Investing.com | Jul 11, 2018 15:01
Zinc prices plummeted 4.5 percent today, hitting their lowest level in almost 13 months, after the Trump administration threatened further tariffs on an additional $200B worth of Chinese goods. The record low for the base metal prompted aggressive traders to bid prices back up, erasing about half of the earlier selloff. It may also be presenting bargain hunters with even greater opportunities.
According to JP Morgan analysts, the commodity remains significantly underpriced: in its third-quarter 2018 Guide to the Markets update, the US investment bank pointed out that zinc is currently trading markedly below its mean price.
The weekly RSI is in the most oversold condition since September 2015, while the daily indicator is also at the most oversold level in years.
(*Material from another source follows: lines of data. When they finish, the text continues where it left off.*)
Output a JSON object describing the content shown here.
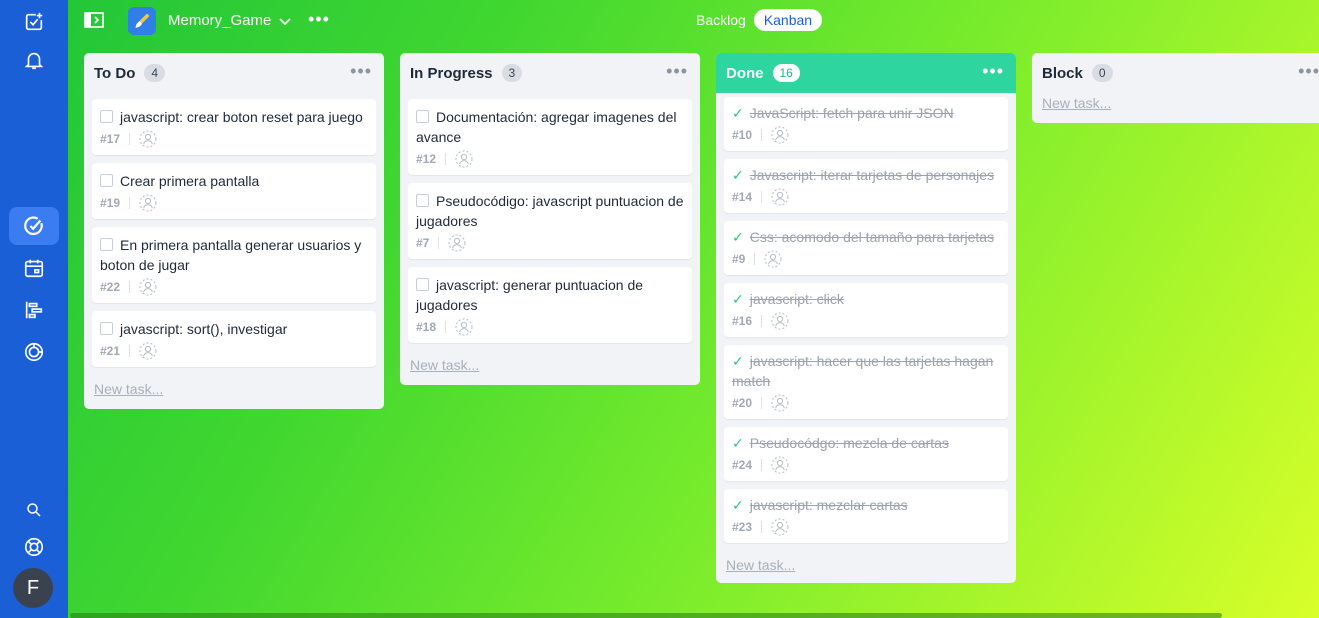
{
  "project": {
    "name": "Memory_Game"
  },
  "views": {
    "backlog": "Backlog",
    "kanban": "Kanban"
  },
  "sidebar": {
    "user_initial": "F",
    "icons": [
      "add-task-icon",
      "bell-icon",
      "check-circle-icon",
      "calendar-icon",
      "gantt-icon",
      "pie-chart-icon",
      "search-icon",
      "lifebuoy-icon"
    ]
  },
  "colors": {
    "sidebar": "#1a5fd6",
    "done_header": "#2ed59e",
    "done_check": "#2ec27e"
  },
  "columns": [
    {
      "title": "To Do",
      "count": "4",
      "new_task": "New task...",
      "cards": [
        {
          "title": "javascript: crear boton reset para juego",
          "id": "#17"
        },
        {
          "title": "Crear primera pantalla",
          "id": "#19"
        },
        {
          "title": "En primera pantalla generar usuarios y boton de jugar",
          "id": "#22"
        },
        {
          "title": "javascript: sort(), investigar",
          "id": "#21"
        }
      ]
    },
    {
      "title": "In Progress",
      "count": "3",
      "new_task": "New task...",
      "cards": [
        {
          "title": "Documentación: agregar imagenes del avance",
          "id": "#12"
        },
        {
          "title": "Pseudocódigo: javascript puntuacion de jugadores",
          "id": "#7"
        },
        {
          "title": "javascript: generar puntuacion de jugadores",
          "id": "#18"
        }
      ]
    },
    {
      "title": "Done",
      "count": "16",
      "new_task": "New task...",
      "cards": [
        {
          "title": "JavaScript: fetch para unir  JSON",
          "id": "#10"
        },
        {
          "title": "Javascript: iterar tarjetas de personajes",
          "id": "#14"
        },
        {
          "title": "Css: acomodo del tamaño para tarjetas",
          "id": "#9"
        },
        {
          "title": "javascript: click",
          "id": "#16"
        },
        {
          "title": "javascript: hacer que las tarjetas hagan match",
          "id": "#20"
        },
        {
          "title": "Pseudocódgo: mezcla de cartas",
          "id": "#24"
        },
        {
          "title": "javascript: mezclar cartas",
          "id": "#23"
        }
      ]
    },
    {
      "title": "Block",
      "count": "0",
      "new_task": "New task...",
      "cards": []
    }
  ]
}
Today’s low of 2503.00 indicated that traders responded to the psychological, round number of 2500.
Should prices close at these levels, they would form a hammer, a candlestick indicating that bulls might be taken over after a decline, forcing bears into a short squeeze, prompting further rallies. The MACD tracks the RSI's pattern. Should the hammer come through, the RSI and MACD are poised to provide the most active buying signals in years.
Conservative traders would avoid this trade, as they only trade in line with the trend, and this one is severely down.
Moderate traders may risk a small position, if tomorrow's trading confirms demand at these levels, followed by a retest of the support level, to allow for entry, with a close stop-loss.
Aggressive traders might enter after the closing price confirms the hammer.
Entering a position based on overheated price action is not trading but rather gambling. A true investment only occurs after establishing a risk-reward ratio that is acceptable to the investor, with an advisable minimum ratio of 1:3.